Mais les soldats qui avaient battu les Autrichiens en un mois n'étaient plus là. Je l'ai déjà dit, l'armé avait été complètement désorganisée en 1867. Il ne restait plus que la garde impériale dont le sire avait besoin pour garder sa précieuse personne, dans les autres régiments il n'y avait plus que les noyaux. Il y avait bien, sur le papier, une armée appelée garde mobile mais elle était restée parfaitement immobile jusque-là. Le budget, dévoré par une armée de budgétivores, ne permettait pas d'habiller, de nourrir et d'équiper les soldats de cette fameuse garde ... immobile. Ainsi, quand le maréchal Le Boeuf disait aux députés et sénateurs qu'ils pouvaient se reposer sur l'armée car elle était en meilleur état possible, qu'il ne lui manquait pas seulement un bouton de guêtres, c'était là encore, comme toujours, un pitoyable mensonge, car il lui manquait à peu près tout, même un chef capable de la commander.
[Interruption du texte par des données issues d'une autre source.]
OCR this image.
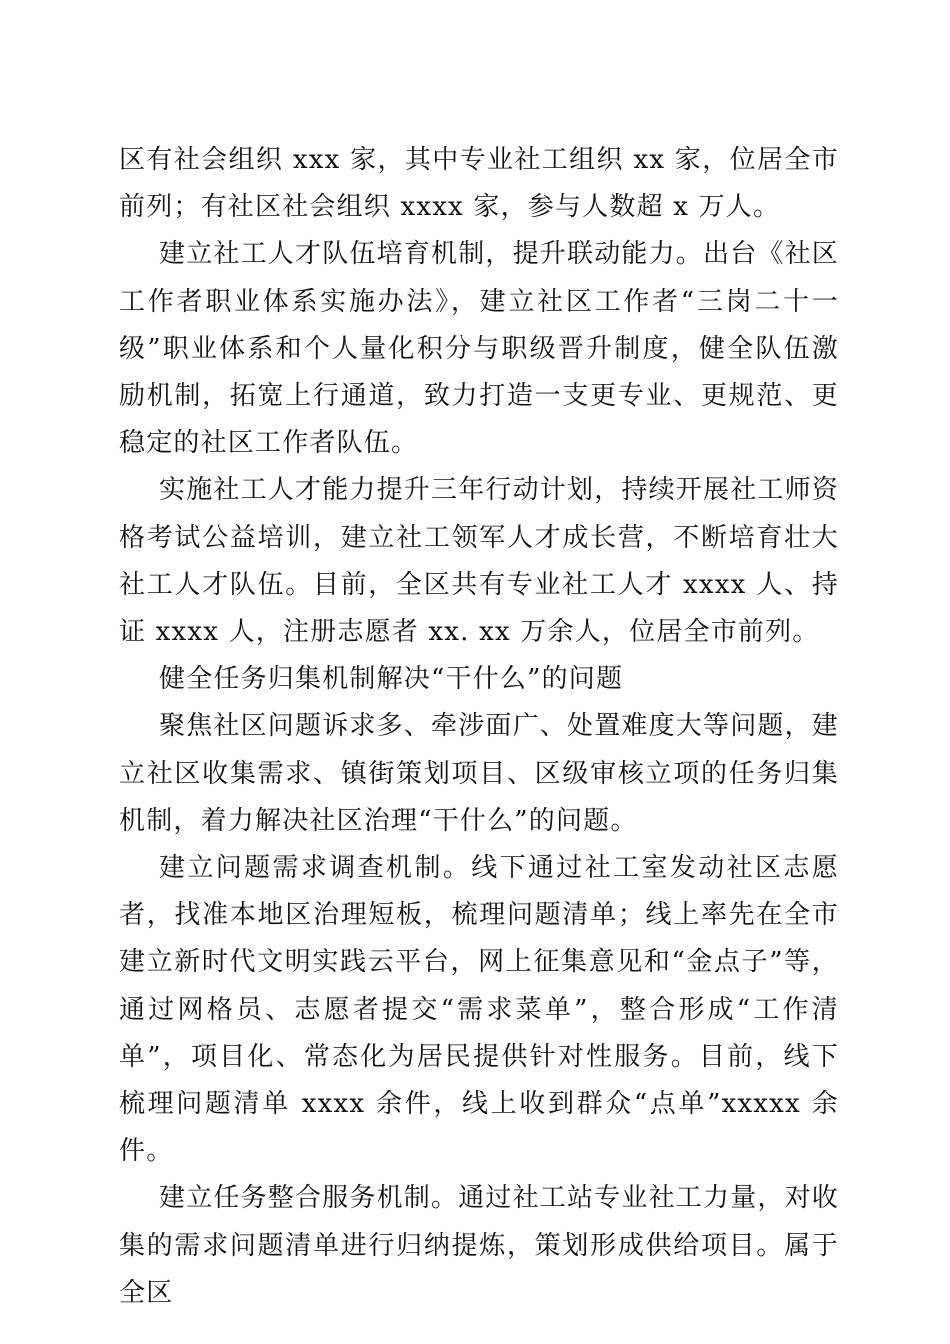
区有社会组织 xxx 家，其中专业社工组织 xx 家，位居全市前列；有社区社会组织 xxxx 家，参与人数超 x 万人。

建立社工人才队伍培育机制，提升联动能力。出台《社区工作者职业体系实施办法》，建立社区工作者“三岗二十一级”职业体系和个人量化积分与职级晋升制度，健全队伍激励机制，拓宽上行通道，致力打造一支更专业、更规范、更稳定的社区工作者队伍。

实施社工人才能力提升三年行动计划，持续开展社工师资格考试公益培训，建立社工领军人才成长营，不断培育壮大社工人才队伍。目前，全区共有专业社工人才 xxxx 人、持证 xxxx 人，注册志愿者 xx. xx 万余人，位居全市前列。

健全任务归集机制解决“干什么”的问题

聚焦社区问题诉求多、牵涉面广、处置难度大等问题，建立社区收集需求、镇街策划项目、区级审核立项的任务归集机制，着力解决社区治理“干什么”的问题。

建立问题需求调查机制。线下通过社工室发动社区志愿者，找准本地区治理短板，梳理问题清单；线上率先在全市建立新时代文明实践云平台，网上征集意见和“金点子”等，通过网格员、志愿者提交“需求菜单”，整合形成“工作清单”，项目化、常态化为居民提供针对性服务。目前，线下梳理问题清单 xxxx 余件，线上收到群众“点单”xxxxx 余件。

建立任务整合服务机制。通过社工站专业社工力量，对收集的需求问题清单进行归纳提炼，策划形成供给项目。属于全区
Je les connaissais tous, les ayant vus à l'oeuvre depuis Sébastopol jusqu'au Mexique. Tous avaient gagné leurs croix et leurs épaulettes en fusillant les Français en 1848 et en 1852, mais sur les champs de bataille ce n'étai que des lâches, des traîtres et des imbéciles, des ânes comme disaient les officiers étrangers conduisant des lions. Mais ces petits lions de Crimée, d'Afrique, d'Italie et du Mexique, qui savaient vaincre malgré les ânes, n'étaient plus là. Les Prussiens le savaient bien pourtant, que des chefs ils s'en moquaient, ils connaissaient leur ânerie passée, depuis longtemps en état de proverbe. Enfin la guerre était déclarée et tout de suite les troupes furent dirigées sur les frontières de l'est. « À Berlin ! À Berlin ! » criaient quelques troupiers en s'embarquant dans les trains et tout le long du trajet. Nous étions en pleine moisson, j'avais deux domestiques, qui faisaient partie de la fameuse garde mobile qui n'avaient jamais eu un fusil entre les mains. Ils furent appelés comme les autres. Ils pleuraient en partant, je leur dis qu'ils n'avaient rien à craindre de la guerre car avant qu'ils seraient arrivés à leur régiment tout serait fini ou à peu près. Car pour moi, il n'y avait aucun doute sur l'issue de cette misérable campagne entreprise dans de telles conditions avec une armée désorganisée et numériquement inférieure à l'armée ennemie. ...
Maintenant on pouvait dire que s'en était fait de la France.Finis Gallioe » (c'en est fini de la Gaulle), comme disait Prosper Mérimée en mourant justement à ce moment-là à Nice [3] entre les bras de ses houris d'Albion. Il est vrai que Bazaine et Mac-Mahon, en vendant nos soldats, vendirent en même temps bandit et assassin à qui l'on donnait le titre d'empereur des Français.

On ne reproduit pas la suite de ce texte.